I have access to a new machine that has 2 x 20 core Xeon Gold CPUs which support multithreading.  I was playing around with some simple pmap problems, and I was not seeing a performance jump when I tried going from 40 to 80 workers (hoping to benefit from the multithreading).  Does anyone have any suggestions on how to best leverage my computing environment with Julia for embarassingly parallel (i.e., pmap) type problems?
Have you set the environment variable JULIA_NUM_THREADS or started julia with julia -p 40 to start julia with 40 worker processes?
JULIA_NUM_THREADS doesn’t apply to pmap; that comes into play with Threads.@threads for.
@gideonsimpson, why would you expect performance to improve if you go from 40 to 80 workers if you only have 40 logical cores?

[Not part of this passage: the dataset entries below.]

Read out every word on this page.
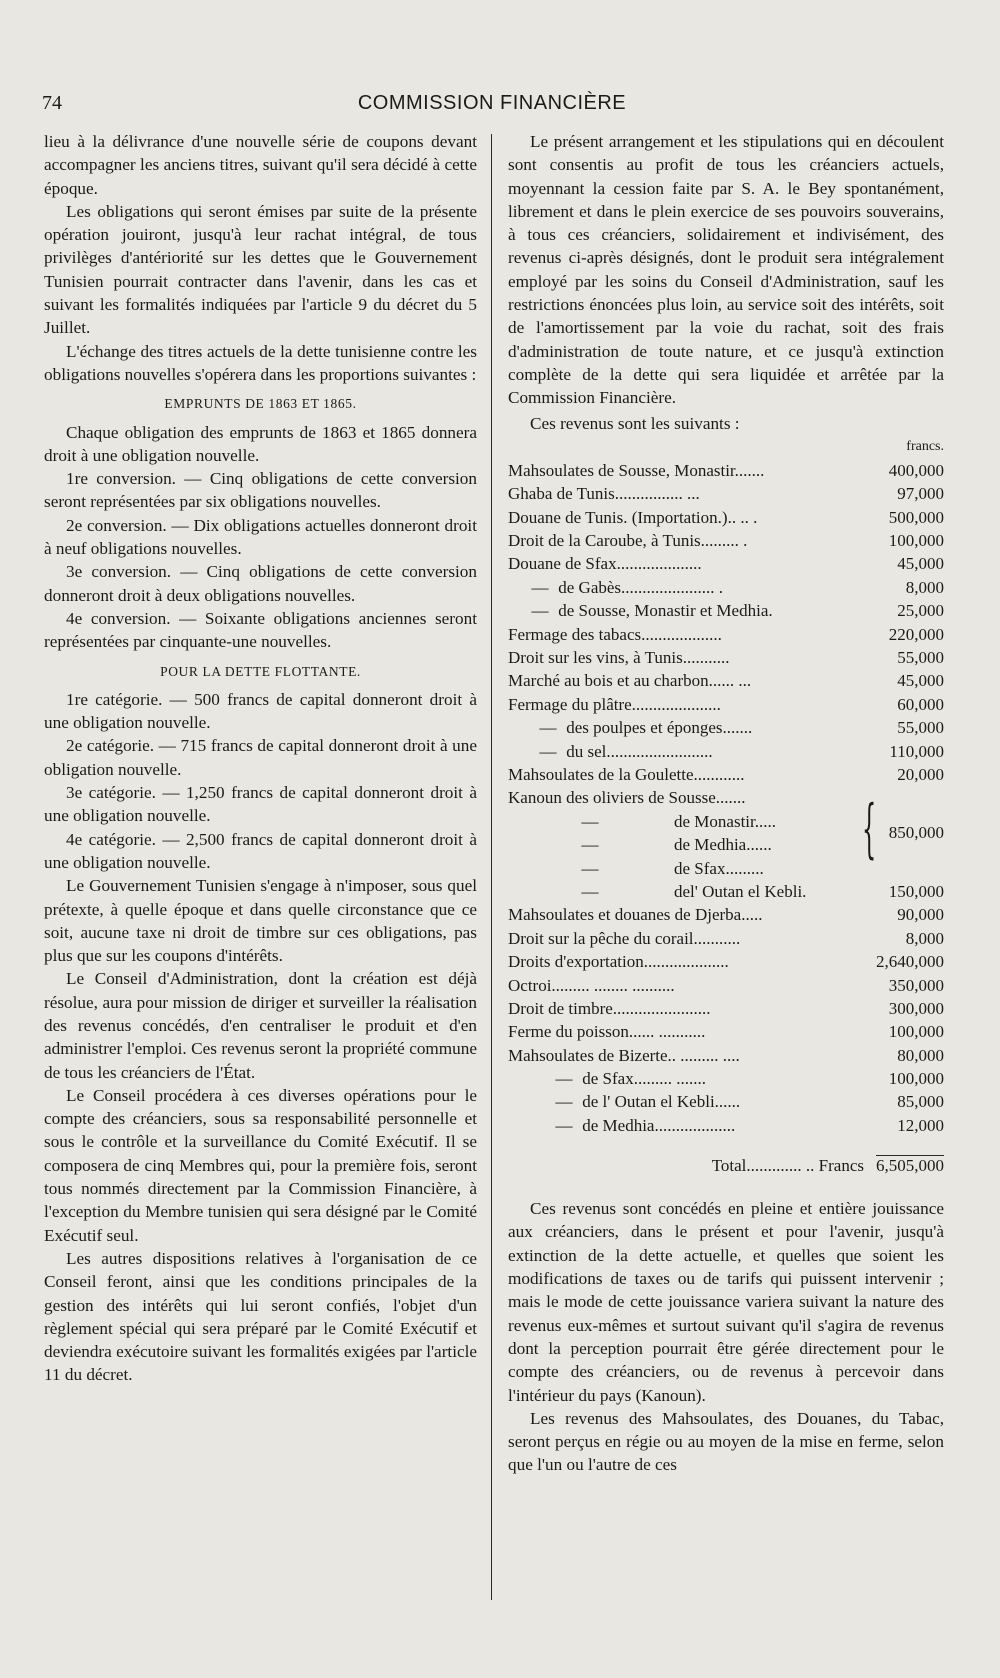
74	COMMISSION FINANCIÈRE

lieu à la délivrance d'une nouvelle série de coupons devant accompagner les anciens titres, suivant qu'il sera décidé à cette époque.

Les obligations qui seront émises par suite de la présente opération jouiront, jusqu'à leur rachat intégral, de tous privilèges d'antériorité sur les dettes que le Gouvernement Tunisien pourrait contracter dans l'avenir, dans les cas et suivant les formalités indiquées par l'article 9 du décret du 5 Juillet.

L'échange des titres actuels de la dette tunisienne contre les obligations nouvelles s'opérera dans les proportions suivantes :

EMPRUNTS DE 1863 ET 1865.

Chaque obligation des emprunts de 1863 et 1865 donnera droit à une obligation nouvelle.

1re conversion. — Cinq obligations de cette conversion seront représentées par six obligations nouvelles.

2e conversion. — Dix obligations actuelles donneront droit à neuf obligations nouvelles.

3e conversion. — Cinq obligations de cette conversion donneront droit à deux obligations nouvelles.

4e conversion. — Soixante obligations anciennes seront représentées par cinquante-une nouvelles.

POUR LA DETTE FLOTTANTE.

1re catégorie. — 500 francs de capital donneront droit à une obligation nouvelle.

2e catégorie. — 715 francs de capital donneront droit à une obligation nouvelle.

3e catégorie. — 1,250 francs de capital donneront droit à une obligation nouvelle.

4e catégorie. — 2,500 francs de capital donneront droit à une obligation nouvelle.

Le Gouvernement Tunisien s'engage à n'imposer, sous quel prétexte, à quelle époque et dans quelle circonstance que ce soit, aucune taxe ni droit de timbre sur ces obligations, pas plus que sur les coupons d'intérêts.

Le Conseil d'Administration, dont la création est déjà résolue, aura pour mission de diriger et surveiller la réalisation des revenus concédés, d'en centraliser le produit et d'en administrer l'emploi. Ces revenus seront la propriété commune de tous les créanciers de l'État.

Le Conseil procédera à ces diverses opérations pour le compte des créanciers, sous sa responsabilité personnelle et sous le contrôle et la surveillance du Comité Exécutif. Il se composera de cinq Membres qui, pour la première fois, seront tous nommés directement par la Commission Financière, à l'exception du Membre tunisien qui sera désigné par le Comité Exécutif seul.

Les autres dispositions relatives à l'organisation de ce Conseil feront, ainsi que les conditions principales de la gestion des intérêts qui lui seront confiés, l'objet d'un règlement spécial qui sera préparé par le Comité Exécutif et deviendra exécutoire suivant les formalités exigées par l'article 11 du décret.

Le présent arrangement et les stipulations qui en découlent sont consentis au profit de tous les créanciers actuels, moyennant la cession faite par S. A. le Bey spontanément, librement et dans le plein exercice de ses pouvoirs souverains, à tous ces créanciers, solidairement et indivisément, des revenus ci-après désignés, dont le produit sera intégralement employé par les soins du Conseil d'Administration, sauf les restrictions énoncées plus loin, au service soit des intérêts, soit de l'amortissement par la voie du rachat, soit des frais d'administration de toute nature, et ce jusqu'à extinction complète de la dette qui sera liquidée et arrêtée par la Commission Financière.

Ces revenus sont les suivants :

	francs.
Mahsoulates de Sousse, Monastir.......	400,000
Ghaba de Tunis................ ...	97,000
Douane de Tunis. (Importation.).. .. .	500,000
Droit de la Caroube, à Tunis......... .	100,000
Douane de Sfax....................	45,000
— de Gabès...................... .	8,000
— de Sousse, Monastir et Medhia.	25,000
Fermage des tabacs...................	220,000
Droit sur les vins, à Tunis...........	55,000
Marché au bois et au charbon...... ...	45,000
Fermage du plâtre.....................	60,000
— des poulpes et éponges.......	55,000
— du sel.........................	110,000
Mahsoulates de la Goulette............	20,000
Kanoun des oliviers de Sousse.......	
— de Monastir.....	
— de Medhia......	{ 850,000
— de Sfax.........	
— del' Outan el Kebli.	150,000
Mahsoulates et douanes de Djerba.....	90,000
Droit sur la pêche du corail...........	8,000
Droits d'exportation....................	2,640,000
Octroi......... ........ ..........	350,000
Droit de timbre.......................	300,000
Ferme du poisson...... ...........	100,000
Mahsoulates de Bizerte.. ......... ....	80,000
— de Sfax......... .......	100,000
— de l' Outan el Kebli......	85,000
— de Medhia...................	12,000
Total............. .. Francs	6,505,000

Ces revenus sont concédés en pleine et entière jouissance aux créanciers, dans le présent et pour l'avenir, jusqu'à extinction de la dette actuelle, et quelles que soient les modifications de taxes ou de tarifs qui puissent intervenir ; mais le mode de cette jouissance variera suivant la nature des revenus eux-mêmes et surtout suivant qu'il s'agira de revenus dont la perception pourrait être gérée directement pour le compte des créanciers, ou de revenus à percevoir dans l'intérieur du pays (Kanoun).

Les revenus des Mahsoulates, des Douanes, du Tabac, seront perçus en régie ou au moyen de la mise en ferme, selon que l'un ou l'autre de ces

I’m aware - but it may be that the code from @gideonsimpson uses that macro in some place and they expected an increase in performance. I don’t know, as they didn’t specify in the first post 
I think he meant that he has 40 physical cores which support hyperthreading, ie. 80 threads.
Even if that’s the case, I actually wouldn’t expect performance to improve if you increase the number of workers past the number of physical cores.
I use addprocs at the beginning of my script, which I call with just julia script1.jl
To be clear, pmap distributes computation across processes which do not share memory; objects get serialized to get sent between processes, and the processes can run on remote machines. Maybe things aren’t speeding up when you add processes because of this serialization overhead?
Multi-threading on the other hand is shared-memory so does not incur that overhead. It is most easily used with the @threads macro, not pmap, and all threads are on the same machine. Multi-threading is experimental, but mostly works unless you’re doing IO on the threads. So you could try the @threads macro instead, but then you’d need to launch Julia in an environment where JULIA_NUM_THREADS is set for julia’s Threads to run on multiple cpu cores, otherwise all your @threads will do is run a bunch of tasks on the same core.
If he goes the threading route, I’d recommend taking a look at KissThreading.jl. Among other things, it offers a tmap! function and initializes a vector of Mersenne Twisters named TRNG that you can use if any of the code generates random numbers.
pmap and tmap! are better than @distributed for and @threads for when the functions being called take a while, and there’s some variance in that run time.
The former use dynamic scheduling, and the latter static scheduling.
I’ve normally tried using threads before distributed. However, I normally get poor scaling. Much worse than OpenMP. It’s probably my fault.